Выбрать главу

 

4. Зов подземелья. Эротика рабочего удара

В своей книге «Поэзия рабочего удара» (1918) пролетарский поэт и мыслитель А. К. Гастев уже пророчески указывал на этот новый поворот цивилизации — от занебесья к подземелью. Вот отрывок из главы с характерным названием «Мы посягнули»:

«Мы не будем рваться в эти жалкие выси, которые зовутся небом. Небо — создание праздных, лежачих, ленивых и робких людей.

Ринемтесь вниз!

<...> О, мы уйдем, мы зароемся в глуби, прорежем их тысячью стальных линий <...> На многие годы уйдем от неба, от солнца, мерцания звезд, сольемся с землей: она в нас, и мы в ней.

Мы войдем в землю тысячами, мы войдем туда миллионами, мы войдем океаном людей! Но оттуда не выйдем, не выйдем уже никогда... Мы погибнем, мы схороним себя в ненасытном беге и трудовом ударе.

Землею рожденные, мы в нее возвратимся, как сказано древним; но земля преобразится <...> — она будет полна несмолкаемой бури труда <...> и когда, в исступлении трудового порыва, земля не выдержит и разорвет стальную броню, она родит новых существ, имя которым уже не будет человек»10.

Такова эта неистовая эротика труда — обратного вторжения человека в родившее его лоно. Человек не хочет больше зависеть от отца, пресмыкаться перед небом — он исполнен страсти к своей матери и решается овладеть ею, влить в нее «исступление трудового порыва», чтобы она зачала новых, сверхчеловеческих существ. «Землею рожденные, мы в нее возвратимся» — это и есть формула эдипова желания. Она, конечно же, восходит к Книге Бытия (3: 19): «…в поте лица твоего будешь есть хлеб, доколе не возвратишься в землю, из которой ты взят, ибо прах ты и в прах возвратишься». Сын, отторгнув себя от Отца, входит в лоно матери-земли… То, что в эпизоде изгнания Адама из Эдема звучит как проклятие, у Гастева превращается в заповедь труда и наслаждения, «поятия» материи в ее недрах. И вся лексика гастевского отрывка, хотя и посвященного труду, исполнена явных эротических метафор, напоминающих экспрессию совокупления у таких откровенных авторов, как Дейвид Лоренс или Генри Миллер: «...зароемся в глуби, прорежем их <...> обнажим подземные пропасти <...> в ненасытном беге и трудовом ударе <...> она будет полна несмолкаемой бури <...> в исступлении порыва». Материализм, с его отвращением к небу и неистовой любовью к земле, являет здесь свою инцестуальную изнанку11.

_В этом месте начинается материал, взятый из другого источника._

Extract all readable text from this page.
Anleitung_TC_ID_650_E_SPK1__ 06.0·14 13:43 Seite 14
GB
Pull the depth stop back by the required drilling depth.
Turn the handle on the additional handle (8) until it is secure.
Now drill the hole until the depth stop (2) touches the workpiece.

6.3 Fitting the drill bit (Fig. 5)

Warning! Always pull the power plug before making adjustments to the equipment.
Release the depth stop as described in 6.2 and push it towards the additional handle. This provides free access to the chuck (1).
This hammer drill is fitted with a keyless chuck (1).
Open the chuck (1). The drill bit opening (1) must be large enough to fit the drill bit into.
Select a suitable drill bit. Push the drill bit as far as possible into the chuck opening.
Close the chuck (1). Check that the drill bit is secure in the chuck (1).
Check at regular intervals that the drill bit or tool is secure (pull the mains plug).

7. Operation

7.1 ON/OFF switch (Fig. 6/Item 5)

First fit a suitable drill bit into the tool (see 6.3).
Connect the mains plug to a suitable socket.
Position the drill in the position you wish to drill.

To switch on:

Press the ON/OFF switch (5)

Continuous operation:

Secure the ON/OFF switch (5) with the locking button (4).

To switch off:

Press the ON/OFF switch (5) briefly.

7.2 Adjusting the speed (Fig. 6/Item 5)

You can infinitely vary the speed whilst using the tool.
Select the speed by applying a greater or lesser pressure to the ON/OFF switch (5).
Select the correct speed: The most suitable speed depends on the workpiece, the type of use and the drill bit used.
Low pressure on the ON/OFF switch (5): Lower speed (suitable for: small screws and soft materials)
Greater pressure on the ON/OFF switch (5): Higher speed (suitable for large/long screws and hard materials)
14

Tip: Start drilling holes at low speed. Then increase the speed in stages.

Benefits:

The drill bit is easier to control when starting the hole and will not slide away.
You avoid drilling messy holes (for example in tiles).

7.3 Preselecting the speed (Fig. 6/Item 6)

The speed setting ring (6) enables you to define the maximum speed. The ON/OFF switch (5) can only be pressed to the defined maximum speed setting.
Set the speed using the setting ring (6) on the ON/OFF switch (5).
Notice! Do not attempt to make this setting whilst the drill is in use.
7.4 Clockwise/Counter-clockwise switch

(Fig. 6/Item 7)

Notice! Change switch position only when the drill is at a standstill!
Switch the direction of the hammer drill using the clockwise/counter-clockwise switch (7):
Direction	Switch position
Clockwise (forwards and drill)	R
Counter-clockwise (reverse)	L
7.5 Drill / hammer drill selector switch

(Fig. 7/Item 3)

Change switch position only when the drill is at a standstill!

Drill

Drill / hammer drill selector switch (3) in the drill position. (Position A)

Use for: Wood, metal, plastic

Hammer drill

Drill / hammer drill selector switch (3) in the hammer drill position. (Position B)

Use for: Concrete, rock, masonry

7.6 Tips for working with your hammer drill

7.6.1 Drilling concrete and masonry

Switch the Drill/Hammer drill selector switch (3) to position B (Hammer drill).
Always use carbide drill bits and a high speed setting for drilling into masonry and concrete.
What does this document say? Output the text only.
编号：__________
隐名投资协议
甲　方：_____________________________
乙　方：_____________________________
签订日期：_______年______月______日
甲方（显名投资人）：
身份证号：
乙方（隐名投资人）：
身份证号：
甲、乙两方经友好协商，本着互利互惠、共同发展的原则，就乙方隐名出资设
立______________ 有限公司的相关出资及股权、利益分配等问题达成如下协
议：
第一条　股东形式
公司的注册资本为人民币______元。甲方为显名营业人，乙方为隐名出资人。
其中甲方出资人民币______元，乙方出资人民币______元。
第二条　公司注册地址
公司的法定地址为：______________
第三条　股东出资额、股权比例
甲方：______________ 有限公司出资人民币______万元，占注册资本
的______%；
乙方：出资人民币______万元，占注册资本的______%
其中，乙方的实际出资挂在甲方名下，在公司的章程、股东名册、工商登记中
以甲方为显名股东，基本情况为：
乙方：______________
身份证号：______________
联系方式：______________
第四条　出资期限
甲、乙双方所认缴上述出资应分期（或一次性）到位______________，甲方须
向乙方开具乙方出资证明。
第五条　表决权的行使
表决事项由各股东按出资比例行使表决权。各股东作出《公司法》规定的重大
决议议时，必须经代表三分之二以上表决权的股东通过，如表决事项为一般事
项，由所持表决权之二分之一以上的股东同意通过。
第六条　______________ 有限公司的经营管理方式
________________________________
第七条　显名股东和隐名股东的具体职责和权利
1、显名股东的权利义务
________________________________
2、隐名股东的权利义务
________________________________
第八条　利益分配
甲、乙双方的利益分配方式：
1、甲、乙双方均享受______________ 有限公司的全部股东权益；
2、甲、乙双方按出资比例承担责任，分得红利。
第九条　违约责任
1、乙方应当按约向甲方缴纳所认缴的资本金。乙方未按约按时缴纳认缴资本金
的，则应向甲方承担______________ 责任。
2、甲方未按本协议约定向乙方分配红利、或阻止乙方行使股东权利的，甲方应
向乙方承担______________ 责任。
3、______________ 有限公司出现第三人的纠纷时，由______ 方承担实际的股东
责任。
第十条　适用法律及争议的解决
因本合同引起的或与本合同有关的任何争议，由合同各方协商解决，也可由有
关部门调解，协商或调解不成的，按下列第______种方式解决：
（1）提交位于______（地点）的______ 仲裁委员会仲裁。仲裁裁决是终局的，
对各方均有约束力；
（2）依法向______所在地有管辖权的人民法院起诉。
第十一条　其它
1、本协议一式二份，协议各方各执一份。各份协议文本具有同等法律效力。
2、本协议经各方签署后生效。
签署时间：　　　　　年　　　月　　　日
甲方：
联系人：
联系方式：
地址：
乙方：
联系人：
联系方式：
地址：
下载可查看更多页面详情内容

Вообще образы труда в «пролетарской» литературе проникнуты весьма специфическим эротизмом, тем более пикантным, что в наивном сознании авторов и персонажей он как будто начисто вытеснен героическим пафосом борьбы и созидания. Это своеобразное сочетание сознательной героики и подспудной эротики можно назвать словом-кентавром — «эроика». И вот она-то звучит в полной голос у классика соцреализма Бориса Горбатова, мастера шахтерской темы. Вот как трудится забойщик Виктор Абросимов, один из героев романа «Донбасс» и незавершенного романа «Перед войной»:

«Он стал на колени перед угольной стеной и включил молоток. По его рукам, а потом и по всему телу прокатилась знакомая радостная дрожь . <...> И то ли оттого, что воздух в молотке был хороший, упругий, сильный , то ли оттого, что мечта сбылась и вся лава покорно лежала перед ним , забойщикубыло где разгуляться <...> и уже манила, заманивала , — но только вдруг почувствовал Виктор Абросимов, как удалой, дотоле незнакомой силой наливаются его мускулы, а сердце загорается дерзкой отвагой, и он поверил, что в эту ночь он все сможет, все одолеет и всего достигнет» 12(курсив мой. — М. Э. ).

Такое впечатление, что автор выписал выделенную курсивом сцену из бульварного романа или из какой-нибудь неистовой «декадентщины» начала XX века, заменил «деву» на «лаву», а мужской молоток — на механически-надувной и выдал это полупорно за бурную сцену вдохновенного труда. Как и у Гастева, «поэзия рабочего удара» у Горбатова направлена в недра матушки-земли, где под покровом вечной ночи сын может справить обряд овладения своей родительницей, — «в эту ночь он все сможет, все одолеет и всего достигнет».